BERNARDO MELLO FRANCO
ENVIADO ESPECIAL A LISBOA
Ícone da esquerda de Portugal, o ex-presidente Mário Soares, 88, diz que a Europa só vencerá a crise com o fim das políticas de austeridade.
Ele afirma que a recessão se alastrou do sul para o norte do continente e que a saída deve ser buscada fora da receita liberal de privatizações e cortes de benefícios.
O socialista critica a chanceler alemã, Angela Merkel, e o plano do primeiro-ministro português, Pedro Passos Coelho, de vender estatais para pagar dívidas ao Banco Central Europeu e ao Fundo Monetário Internacional.
Para Soares, o governo de centro-direita de Portugal é o pior desde o 25 de Abril, data que marcou o fim da ditadura salazarista com a Revolução dos Cravos, em 1974.
Ele conversou com a Folha no início do mês, um dia depois de se reunir com a presidente Dilma Rousseff.
Leia, a seguir, os principais trechos da entrevista.
Folha – Os países do sul da Europa, como Portugal, Espanha e Grécia, são os mais afetados pela crise. Como sair dela?
Mário Soares – A Europa está toda em crise. Uma crise profunda. Portugal, Espanha, Itália. Neste momento, também Holanda, Bélgica, Finlândia, Suécia.
É preciso uma grande mudança. Acabar-se com o neoliberalismo e essa situação de pagar aos mercados acima dos Estados.
Ou isso muda ou a Europa vai toda para o abismo. Eu tenho esperanças de que não vá.
Muitos protestos têm sido direcionados contra a chanceler alemã, Angela Merkel. O sr. concorda com isso?
Merkel sempre foi a favor da austeridade, dos mercados e das troicas [juntas de intervenção formadas por Banco Central Europeu, Comissão Europeia e FMI].
Agora aconteceu-lhe uma coisa horrível. As maiores exportações da Alemanha iam para o resto da Europa. Como a Europa está toda sem dinheiro, não tem mais como pagar. E a Alemanha está a afundar-se também, porque não consegue vender.
Por isso, Merkel está a mudar de opinião.
O sr. está otimista?
Estou convencido de que a Europa tem saída, como teve a América. É preciso acabar com a austeridade e produzir mais moeda. Tem que dar a manivela [incentivar o crescimento econômico], mudar completamente de política.
Por que a América saiu da crise? Porque fabrica moeda. Quando o Banco Central Europeu fabricar moeda, é evidente que tudo isso passa.
Isso não pode gerar inflação e elevar o custo social da crise?
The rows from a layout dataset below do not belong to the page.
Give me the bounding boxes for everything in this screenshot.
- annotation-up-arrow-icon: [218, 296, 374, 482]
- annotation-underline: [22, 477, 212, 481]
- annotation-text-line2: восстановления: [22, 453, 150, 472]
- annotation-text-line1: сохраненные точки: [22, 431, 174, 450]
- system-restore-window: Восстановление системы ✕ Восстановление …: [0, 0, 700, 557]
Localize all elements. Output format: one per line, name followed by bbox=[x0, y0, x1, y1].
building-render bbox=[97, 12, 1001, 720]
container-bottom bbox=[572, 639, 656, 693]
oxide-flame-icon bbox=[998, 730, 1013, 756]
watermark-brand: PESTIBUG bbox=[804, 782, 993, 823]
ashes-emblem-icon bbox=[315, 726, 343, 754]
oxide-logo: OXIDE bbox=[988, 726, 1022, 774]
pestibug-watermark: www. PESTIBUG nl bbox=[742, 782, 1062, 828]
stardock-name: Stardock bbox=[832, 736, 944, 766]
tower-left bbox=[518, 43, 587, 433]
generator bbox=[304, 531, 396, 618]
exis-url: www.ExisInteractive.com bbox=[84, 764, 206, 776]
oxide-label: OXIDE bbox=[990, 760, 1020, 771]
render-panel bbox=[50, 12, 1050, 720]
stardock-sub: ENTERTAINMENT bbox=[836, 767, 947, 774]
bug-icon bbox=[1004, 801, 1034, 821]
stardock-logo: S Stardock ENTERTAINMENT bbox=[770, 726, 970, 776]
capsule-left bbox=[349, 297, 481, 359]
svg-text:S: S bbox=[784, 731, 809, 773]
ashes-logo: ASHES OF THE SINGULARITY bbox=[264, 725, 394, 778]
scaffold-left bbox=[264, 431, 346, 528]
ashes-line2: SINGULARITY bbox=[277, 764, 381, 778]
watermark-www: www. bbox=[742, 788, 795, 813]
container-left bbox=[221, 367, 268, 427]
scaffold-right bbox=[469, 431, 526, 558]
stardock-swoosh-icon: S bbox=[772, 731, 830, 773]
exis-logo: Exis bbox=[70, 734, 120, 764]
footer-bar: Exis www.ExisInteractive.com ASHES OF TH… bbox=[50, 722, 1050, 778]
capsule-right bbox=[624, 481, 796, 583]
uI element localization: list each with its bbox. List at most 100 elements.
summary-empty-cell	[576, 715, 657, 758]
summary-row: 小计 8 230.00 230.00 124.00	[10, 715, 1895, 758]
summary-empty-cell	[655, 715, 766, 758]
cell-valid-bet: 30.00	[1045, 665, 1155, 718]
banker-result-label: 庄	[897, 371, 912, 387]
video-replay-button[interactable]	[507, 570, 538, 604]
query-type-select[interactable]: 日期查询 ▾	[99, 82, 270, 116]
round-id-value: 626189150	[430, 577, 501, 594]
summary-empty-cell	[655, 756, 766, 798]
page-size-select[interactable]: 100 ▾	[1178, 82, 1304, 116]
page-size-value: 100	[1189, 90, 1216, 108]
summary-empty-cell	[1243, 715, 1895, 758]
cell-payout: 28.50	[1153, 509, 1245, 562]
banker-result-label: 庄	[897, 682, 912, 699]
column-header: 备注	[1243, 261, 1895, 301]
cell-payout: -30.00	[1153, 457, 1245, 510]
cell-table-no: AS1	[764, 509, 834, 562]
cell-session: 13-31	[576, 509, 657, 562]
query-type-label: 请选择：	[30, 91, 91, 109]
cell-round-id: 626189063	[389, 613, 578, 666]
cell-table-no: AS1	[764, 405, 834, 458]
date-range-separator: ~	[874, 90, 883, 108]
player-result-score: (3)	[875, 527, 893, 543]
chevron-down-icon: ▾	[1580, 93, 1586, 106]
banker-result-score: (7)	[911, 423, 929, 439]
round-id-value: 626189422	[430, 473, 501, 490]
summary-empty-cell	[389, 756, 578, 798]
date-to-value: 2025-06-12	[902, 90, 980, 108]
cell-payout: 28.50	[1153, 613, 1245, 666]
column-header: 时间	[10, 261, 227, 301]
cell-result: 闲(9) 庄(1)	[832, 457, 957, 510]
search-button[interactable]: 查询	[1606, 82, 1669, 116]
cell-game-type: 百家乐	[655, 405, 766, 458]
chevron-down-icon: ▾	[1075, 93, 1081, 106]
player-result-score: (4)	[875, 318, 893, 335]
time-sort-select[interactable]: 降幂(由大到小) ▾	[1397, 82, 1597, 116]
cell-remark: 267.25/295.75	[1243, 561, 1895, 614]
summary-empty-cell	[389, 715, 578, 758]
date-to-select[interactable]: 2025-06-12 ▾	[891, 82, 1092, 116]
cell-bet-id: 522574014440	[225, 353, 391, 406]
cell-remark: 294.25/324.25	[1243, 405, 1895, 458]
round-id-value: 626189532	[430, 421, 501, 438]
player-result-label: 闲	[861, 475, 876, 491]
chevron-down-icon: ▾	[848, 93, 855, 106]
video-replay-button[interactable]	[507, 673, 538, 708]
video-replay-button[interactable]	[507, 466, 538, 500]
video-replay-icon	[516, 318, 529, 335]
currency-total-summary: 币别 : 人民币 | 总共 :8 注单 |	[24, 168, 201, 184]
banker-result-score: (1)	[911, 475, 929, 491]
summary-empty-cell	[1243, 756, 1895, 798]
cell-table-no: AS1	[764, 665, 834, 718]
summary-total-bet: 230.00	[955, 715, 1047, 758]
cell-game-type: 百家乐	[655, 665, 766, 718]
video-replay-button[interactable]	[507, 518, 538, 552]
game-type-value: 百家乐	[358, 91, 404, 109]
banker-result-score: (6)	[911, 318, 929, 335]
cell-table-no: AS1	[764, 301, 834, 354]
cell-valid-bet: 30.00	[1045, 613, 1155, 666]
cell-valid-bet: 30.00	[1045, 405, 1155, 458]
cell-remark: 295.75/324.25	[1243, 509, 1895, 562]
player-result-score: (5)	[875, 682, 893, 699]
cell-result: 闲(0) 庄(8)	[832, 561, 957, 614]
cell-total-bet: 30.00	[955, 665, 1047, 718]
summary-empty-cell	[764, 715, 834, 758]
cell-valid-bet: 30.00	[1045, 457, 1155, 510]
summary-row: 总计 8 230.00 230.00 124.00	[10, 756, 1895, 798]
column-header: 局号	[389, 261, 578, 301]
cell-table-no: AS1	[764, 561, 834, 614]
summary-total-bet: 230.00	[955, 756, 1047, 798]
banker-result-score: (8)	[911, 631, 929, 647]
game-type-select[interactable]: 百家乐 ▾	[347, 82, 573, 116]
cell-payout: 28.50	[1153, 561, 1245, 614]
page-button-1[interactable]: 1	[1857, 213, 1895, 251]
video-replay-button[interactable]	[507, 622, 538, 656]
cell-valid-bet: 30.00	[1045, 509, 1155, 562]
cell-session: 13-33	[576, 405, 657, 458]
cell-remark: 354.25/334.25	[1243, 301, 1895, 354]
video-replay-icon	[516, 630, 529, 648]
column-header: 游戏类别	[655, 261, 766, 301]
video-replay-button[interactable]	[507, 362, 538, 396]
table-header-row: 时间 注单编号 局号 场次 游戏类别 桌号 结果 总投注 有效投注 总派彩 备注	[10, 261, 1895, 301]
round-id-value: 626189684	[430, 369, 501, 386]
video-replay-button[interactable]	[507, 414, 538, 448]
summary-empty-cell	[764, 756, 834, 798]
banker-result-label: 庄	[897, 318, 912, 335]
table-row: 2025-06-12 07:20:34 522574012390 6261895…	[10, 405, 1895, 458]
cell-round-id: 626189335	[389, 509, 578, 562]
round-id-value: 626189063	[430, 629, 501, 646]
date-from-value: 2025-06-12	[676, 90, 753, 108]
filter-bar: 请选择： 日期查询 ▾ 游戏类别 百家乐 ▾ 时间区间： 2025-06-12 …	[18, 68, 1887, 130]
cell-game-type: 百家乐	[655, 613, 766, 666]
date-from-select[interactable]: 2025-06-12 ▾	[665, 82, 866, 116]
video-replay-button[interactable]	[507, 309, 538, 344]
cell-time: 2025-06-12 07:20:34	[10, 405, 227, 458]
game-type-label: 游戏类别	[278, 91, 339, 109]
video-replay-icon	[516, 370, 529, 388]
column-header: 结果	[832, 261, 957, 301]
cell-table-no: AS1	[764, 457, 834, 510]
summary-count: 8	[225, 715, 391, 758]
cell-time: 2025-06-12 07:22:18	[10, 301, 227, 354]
Pode haver inflação, mas não é nada diante do que se está a passar. Houve inflação na América, mas estão a sair da crise. Nós não estamos.
Portugal é um dos países mais castigados na Europa, com a economia em recessão e o desemprego em 18%. Como o sr. vê a situação do país?
A situação portuguesa é aflitiva. Basta dizer que ontem [segunda-feira], Dia de Portugal, o presidente da República e o primeiro-ministro foram violentamente vaiados.
Todos os dias há grandes manifestações contra o governo. Toda a gente está descontente. É o pior governo desde o 25 de Abril, sem dúvida nenhuma.
Por quê?
Porque está a arrasar o Estado social. O Serviço Nacional de Saúde, que era impecável, está a ser destruído. Há milhares e milhares de desempregados.
As pessoas estão com fome, vão comer aos caixotes de lixo. Os trabalhadores estão contra o governo. E não são só eles. Os universitários, os militares, os médicos… O que é preciso mais?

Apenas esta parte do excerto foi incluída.